La crisi demografica
Perché poi, niente ormai può essere affrontato a “compartimenti stagni”. E, infatti, a complicare ulteriormente la situazione è la crisi demografica che l’Italia, e il mondo occidentale in generale, sta attraversando. Dal 2008 al 2023, le nascite sono diminuite drasticamente, passando da 576.000 a 379.000. Questo inverno demografico è accompagnato da un aumento dell’età media della popolazione e da un numero crescente di anziani. Gli ultra 65enni rappresentano ormai il 24,3% della popolazione, e il numero degli ultra 80enni supera quello dei bambini sotto i 10 anni. La denatalità non solo compromette la sostenibilità del sistema previdenziale e sanitario, ma riduce anche la forza lavoro futura, aumentando la pressione su una popolazione già in declino. Una pressione che, a cascata, ricadrà sui figli di domani ma che inizieranno a pagare i cittadini di oggi.

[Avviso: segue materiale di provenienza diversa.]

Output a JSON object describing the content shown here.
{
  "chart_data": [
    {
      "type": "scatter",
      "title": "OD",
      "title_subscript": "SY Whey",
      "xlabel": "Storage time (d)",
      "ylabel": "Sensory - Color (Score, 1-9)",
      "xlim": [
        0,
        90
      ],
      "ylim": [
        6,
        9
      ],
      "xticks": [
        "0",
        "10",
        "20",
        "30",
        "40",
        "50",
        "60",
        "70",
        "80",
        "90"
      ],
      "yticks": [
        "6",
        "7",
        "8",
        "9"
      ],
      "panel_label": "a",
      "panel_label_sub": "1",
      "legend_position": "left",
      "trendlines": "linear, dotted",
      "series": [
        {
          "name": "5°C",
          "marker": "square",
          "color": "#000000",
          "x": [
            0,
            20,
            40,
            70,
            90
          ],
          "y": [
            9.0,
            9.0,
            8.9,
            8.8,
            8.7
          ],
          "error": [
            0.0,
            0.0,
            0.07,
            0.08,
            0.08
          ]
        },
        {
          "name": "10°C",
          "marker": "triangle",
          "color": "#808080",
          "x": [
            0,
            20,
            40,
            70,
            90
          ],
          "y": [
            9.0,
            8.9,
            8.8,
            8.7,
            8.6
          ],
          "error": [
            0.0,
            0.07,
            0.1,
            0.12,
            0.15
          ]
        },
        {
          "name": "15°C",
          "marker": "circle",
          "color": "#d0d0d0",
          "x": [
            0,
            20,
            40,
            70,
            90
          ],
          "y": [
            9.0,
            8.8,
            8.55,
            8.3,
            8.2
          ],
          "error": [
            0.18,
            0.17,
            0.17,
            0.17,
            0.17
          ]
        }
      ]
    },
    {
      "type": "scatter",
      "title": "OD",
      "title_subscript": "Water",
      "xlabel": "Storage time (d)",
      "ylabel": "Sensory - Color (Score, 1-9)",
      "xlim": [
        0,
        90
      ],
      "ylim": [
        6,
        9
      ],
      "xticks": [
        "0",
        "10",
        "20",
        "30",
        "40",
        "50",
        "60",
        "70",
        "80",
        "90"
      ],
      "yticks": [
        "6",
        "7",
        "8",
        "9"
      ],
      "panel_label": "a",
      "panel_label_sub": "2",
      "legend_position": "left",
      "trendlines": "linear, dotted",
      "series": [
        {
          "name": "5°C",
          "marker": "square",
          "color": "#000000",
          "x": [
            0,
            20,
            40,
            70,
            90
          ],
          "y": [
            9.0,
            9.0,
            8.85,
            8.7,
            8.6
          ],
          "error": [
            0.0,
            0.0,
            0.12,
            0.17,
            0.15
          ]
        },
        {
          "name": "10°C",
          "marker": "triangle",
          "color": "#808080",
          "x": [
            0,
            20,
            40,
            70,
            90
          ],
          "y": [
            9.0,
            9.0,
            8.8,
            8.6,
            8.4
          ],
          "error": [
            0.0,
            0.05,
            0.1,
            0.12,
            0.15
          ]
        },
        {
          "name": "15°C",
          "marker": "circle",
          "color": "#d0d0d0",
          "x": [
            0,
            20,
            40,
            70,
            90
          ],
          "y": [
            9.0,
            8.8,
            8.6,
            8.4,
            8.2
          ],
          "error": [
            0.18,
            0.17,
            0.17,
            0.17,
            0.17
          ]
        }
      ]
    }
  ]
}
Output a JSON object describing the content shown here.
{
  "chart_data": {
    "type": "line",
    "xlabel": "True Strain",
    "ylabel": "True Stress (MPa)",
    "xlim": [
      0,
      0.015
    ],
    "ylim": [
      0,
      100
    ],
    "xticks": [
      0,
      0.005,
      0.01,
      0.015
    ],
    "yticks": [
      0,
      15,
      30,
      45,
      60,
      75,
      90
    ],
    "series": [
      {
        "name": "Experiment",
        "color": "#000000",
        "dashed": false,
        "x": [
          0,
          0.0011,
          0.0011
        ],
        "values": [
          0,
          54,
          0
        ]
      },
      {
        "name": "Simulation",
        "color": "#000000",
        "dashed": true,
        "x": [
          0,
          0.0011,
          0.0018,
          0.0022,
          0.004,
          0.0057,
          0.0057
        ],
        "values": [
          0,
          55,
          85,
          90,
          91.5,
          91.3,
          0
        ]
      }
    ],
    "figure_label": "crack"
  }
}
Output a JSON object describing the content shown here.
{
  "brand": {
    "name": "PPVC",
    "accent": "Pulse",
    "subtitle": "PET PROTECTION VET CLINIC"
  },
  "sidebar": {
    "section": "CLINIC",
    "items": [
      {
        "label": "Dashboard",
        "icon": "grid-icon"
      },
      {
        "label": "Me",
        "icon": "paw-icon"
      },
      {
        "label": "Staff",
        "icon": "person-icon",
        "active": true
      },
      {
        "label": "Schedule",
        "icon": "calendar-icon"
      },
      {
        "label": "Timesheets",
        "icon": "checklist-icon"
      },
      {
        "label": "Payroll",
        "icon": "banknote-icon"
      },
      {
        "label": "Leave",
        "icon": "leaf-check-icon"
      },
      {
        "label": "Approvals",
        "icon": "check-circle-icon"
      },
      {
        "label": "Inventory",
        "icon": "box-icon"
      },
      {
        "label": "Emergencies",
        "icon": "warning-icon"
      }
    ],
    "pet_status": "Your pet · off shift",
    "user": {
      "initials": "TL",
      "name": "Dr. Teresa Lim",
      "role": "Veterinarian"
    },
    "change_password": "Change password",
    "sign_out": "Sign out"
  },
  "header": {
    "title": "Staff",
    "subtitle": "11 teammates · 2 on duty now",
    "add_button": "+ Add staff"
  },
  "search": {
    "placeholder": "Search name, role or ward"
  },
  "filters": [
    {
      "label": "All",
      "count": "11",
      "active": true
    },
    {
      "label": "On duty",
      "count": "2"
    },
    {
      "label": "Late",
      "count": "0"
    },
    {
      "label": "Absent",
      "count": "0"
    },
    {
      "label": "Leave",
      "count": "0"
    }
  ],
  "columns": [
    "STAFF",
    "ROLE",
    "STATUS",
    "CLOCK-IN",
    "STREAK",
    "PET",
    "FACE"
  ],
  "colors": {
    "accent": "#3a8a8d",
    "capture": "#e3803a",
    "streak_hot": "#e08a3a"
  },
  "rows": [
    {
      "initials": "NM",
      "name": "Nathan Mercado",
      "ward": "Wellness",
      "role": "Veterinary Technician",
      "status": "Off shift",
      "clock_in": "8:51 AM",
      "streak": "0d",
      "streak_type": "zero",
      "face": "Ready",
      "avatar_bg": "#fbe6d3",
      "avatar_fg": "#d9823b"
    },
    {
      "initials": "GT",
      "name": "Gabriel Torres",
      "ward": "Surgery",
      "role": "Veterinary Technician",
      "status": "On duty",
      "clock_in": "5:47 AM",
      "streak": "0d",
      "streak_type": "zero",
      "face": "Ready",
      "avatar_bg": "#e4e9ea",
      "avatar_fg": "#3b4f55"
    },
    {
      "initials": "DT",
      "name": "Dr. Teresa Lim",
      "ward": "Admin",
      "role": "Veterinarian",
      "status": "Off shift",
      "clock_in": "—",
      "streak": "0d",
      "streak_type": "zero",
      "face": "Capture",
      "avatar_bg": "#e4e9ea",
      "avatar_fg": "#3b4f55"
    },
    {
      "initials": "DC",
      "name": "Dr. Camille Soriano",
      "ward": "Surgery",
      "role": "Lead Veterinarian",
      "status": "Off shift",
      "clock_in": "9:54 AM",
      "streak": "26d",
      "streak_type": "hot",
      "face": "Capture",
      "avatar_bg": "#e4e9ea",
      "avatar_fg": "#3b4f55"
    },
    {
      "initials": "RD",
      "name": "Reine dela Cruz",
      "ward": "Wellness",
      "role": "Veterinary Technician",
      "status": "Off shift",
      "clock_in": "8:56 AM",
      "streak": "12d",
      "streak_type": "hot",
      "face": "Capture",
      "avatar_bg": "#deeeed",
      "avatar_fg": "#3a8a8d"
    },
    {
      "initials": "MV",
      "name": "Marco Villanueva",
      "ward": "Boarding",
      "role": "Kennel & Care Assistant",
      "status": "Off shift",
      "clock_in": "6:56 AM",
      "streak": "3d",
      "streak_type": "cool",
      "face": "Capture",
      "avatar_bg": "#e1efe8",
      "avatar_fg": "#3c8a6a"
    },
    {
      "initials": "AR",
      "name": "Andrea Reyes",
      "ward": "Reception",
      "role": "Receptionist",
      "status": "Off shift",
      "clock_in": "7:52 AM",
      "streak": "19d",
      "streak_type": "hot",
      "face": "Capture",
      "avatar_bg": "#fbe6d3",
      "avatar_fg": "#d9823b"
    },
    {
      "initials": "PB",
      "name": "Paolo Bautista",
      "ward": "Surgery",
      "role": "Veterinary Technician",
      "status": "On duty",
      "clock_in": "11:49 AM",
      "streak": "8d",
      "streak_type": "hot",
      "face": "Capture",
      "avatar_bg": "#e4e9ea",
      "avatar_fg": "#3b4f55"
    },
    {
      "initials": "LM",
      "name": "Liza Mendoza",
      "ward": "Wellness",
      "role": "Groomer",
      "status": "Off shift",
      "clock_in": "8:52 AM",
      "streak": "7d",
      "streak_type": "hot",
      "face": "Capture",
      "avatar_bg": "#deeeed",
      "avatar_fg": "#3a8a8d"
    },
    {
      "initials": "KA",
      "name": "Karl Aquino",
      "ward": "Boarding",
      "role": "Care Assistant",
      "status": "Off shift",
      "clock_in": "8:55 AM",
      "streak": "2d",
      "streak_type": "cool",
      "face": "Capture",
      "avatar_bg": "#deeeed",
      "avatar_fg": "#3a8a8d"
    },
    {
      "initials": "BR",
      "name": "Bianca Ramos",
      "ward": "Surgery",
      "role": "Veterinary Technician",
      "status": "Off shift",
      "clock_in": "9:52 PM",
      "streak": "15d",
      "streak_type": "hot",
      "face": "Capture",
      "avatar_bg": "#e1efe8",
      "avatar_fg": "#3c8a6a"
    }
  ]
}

Le politiche ambientali, insomma, devono essere progettate considerando le implicazioni sociali e qualsiasi maggioranza politica, dal glocale al locale, ci sarà a governare i processi è bene che si guardi con attenzione intorno perché non possiamo permetterci di creare un sistema in cui solo i più ricchi possono essere ecologicamente responsabili, mentre i meno abbienti continuano a subire le conseguenze dell’inquinamento. Le nostre politiche devono, oggi più che mai, promuovere la sostenibilità ambientale e l’equità sociale, garantendo che tutti possano partecipare alla transizione ecologica senza essere ingiustamente penalizzati.
Insomma, dato il periodo calcistico poco fortunato per gli Azzurri, evitiamo anche in questo caso di farci autogol. È un monito ma, a ben guardare, anche una speranza.